運命共同体
– Communities bound together by a common destiny –
Growing up in totally different environments, we first met each other by photography and then got married as a new family. We started this project in order to take our “unique family photos.”
The scene of this photoshooting is the ancestral land which will turn into our home; We’re going to build up our house there in the near future.
As we continued photoshooting, we started to ask the meaning of our bond to each other. We also had internal arguments about the following questions:
“Why did I meet her and become her husband?”
“Why did I meet him and become his wife?”
“What will our relationship be like from now on?”
“What is a ‘married couple’? What does it mean to become a new family?”
We don’t know the answers yet at this point.
Cracking the ground, a brand-new fellowship is born in this world, and it eventually comes to an end, going back into the ground. While one life begins, another life goes to an end.
In such a circle of life, we’ll keep on facing our fellowship called “family” throughout this project.
Ichio Usui
Afterword
One day, my husband suddenly told me to bury myself in the ground; It was a very cold, snowy day. I remember that my body had been shivering from the cold all day long.
Ignoring me freezing, he just directed a serious look at me through a camera lens. I couldn’t hear that much sound under the ground, but his voice giving me directions was so pure and soft. Strange to say, I was able to feel his love through this weird space between us.
Just like vinegar and oil are combined and emulsified by eggs, my husband and I combined together and united into one through photography. I felt that we were like mayonnaise.
In our everyday life with a mixture of hopes and fears, we gradually unite into one fellowship while colliding to each other. There are no logical answers here; I feel that each fellowship has a different form, while always changing the form since it was born.
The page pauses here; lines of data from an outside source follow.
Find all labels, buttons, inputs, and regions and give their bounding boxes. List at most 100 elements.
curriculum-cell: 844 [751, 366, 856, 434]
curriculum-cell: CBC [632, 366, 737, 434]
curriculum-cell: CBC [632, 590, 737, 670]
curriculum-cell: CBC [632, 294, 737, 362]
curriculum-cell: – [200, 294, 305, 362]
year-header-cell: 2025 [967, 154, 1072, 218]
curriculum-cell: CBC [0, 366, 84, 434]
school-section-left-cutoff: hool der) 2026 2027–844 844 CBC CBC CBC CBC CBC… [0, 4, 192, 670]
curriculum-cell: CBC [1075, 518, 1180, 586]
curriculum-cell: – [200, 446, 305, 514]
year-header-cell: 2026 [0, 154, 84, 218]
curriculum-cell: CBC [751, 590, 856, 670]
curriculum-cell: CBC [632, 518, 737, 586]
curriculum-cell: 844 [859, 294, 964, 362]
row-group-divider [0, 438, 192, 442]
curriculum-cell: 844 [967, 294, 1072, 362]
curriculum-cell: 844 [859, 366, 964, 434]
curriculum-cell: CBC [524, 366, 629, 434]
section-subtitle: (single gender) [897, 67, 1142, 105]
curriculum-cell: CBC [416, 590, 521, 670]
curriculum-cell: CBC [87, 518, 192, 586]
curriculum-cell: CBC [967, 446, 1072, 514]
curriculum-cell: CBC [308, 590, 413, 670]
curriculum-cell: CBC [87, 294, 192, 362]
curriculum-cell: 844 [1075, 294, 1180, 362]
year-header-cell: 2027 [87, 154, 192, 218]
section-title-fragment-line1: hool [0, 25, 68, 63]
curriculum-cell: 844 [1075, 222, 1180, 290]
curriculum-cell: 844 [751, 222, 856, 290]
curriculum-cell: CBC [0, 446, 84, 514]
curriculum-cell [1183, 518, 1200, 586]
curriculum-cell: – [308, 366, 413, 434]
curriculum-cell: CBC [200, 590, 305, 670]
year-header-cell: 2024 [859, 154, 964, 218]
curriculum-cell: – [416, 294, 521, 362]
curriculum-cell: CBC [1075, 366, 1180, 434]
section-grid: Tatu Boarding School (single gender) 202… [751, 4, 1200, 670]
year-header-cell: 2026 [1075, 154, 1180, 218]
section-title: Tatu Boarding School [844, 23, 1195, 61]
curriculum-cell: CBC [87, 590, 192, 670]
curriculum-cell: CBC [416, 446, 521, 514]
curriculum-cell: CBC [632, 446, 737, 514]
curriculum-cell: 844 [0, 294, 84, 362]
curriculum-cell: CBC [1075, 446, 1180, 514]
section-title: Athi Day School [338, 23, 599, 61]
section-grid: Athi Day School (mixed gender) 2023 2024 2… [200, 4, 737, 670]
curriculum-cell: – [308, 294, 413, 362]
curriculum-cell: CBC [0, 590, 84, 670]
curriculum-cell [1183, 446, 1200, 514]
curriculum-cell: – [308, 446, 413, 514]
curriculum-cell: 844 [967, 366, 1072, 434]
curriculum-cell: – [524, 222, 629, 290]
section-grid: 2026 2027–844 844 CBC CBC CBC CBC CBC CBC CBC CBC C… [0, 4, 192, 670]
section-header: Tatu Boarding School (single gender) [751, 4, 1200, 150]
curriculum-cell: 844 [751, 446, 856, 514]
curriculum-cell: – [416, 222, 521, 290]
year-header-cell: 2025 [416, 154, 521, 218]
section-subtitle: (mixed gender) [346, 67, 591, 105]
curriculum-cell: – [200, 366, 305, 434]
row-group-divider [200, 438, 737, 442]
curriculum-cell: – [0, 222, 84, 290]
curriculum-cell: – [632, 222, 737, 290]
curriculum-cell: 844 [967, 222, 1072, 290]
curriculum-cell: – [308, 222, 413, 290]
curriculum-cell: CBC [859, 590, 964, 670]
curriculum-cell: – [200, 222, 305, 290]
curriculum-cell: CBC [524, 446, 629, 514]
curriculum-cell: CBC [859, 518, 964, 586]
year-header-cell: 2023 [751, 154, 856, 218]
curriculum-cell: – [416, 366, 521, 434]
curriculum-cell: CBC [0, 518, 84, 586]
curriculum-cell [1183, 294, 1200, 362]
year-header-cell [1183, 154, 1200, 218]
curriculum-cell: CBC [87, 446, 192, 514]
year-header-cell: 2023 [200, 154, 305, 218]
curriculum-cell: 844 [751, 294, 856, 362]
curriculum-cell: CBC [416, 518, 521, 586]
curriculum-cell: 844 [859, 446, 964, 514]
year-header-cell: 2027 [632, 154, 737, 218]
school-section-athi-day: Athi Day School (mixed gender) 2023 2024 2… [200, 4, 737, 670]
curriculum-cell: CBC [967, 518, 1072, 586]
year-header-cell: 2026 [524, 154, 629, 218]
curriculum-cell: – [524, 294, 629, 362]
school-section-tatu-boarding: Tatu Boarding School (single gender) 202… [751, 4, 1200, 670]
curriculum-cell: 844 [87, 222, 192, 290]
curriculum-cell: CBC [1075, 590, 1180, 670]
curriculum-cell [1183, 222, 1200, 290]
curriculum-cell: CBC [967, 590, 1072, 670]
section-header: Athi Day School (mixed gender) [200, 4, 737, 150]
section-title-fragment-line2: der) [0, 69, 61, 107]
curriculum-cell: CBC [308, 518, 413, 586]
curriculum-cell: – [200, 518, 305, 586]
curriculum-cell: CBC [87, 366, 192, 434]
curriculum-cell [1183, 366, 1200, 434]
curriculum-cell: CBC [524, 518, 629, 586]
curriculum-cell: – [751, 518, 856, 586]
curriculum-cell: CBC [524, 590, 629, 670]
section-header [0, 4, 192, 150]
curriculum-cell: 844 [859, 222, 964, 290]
Inspired by our shocking event called “marriage,” we started this project to take our unique family photos. Looking back to our path all the way here, I feel that we created a piece depicting more than our fellowship: the style of a husband digging a hole in a place inherited and protected by ancestors and having his wife bury herself in it, a unique Japanese spirit of sticking to one specific land, the gender inequality we still have unconsciously in Japan, and so on.
This piece is full of our anxiety, doubt, hope and preparedness as Japanese.
For this series of photography, we’re going to have three parts in total.
Following our life changes, this series depicts “the birth” in the first part, “the growth” in the second part, and “the end,” when either of us passes away, in the final part. We think this piece will be completed when a circle of our lives completes one rotation.
Please look forward to what will happen to us as time goes by from now on.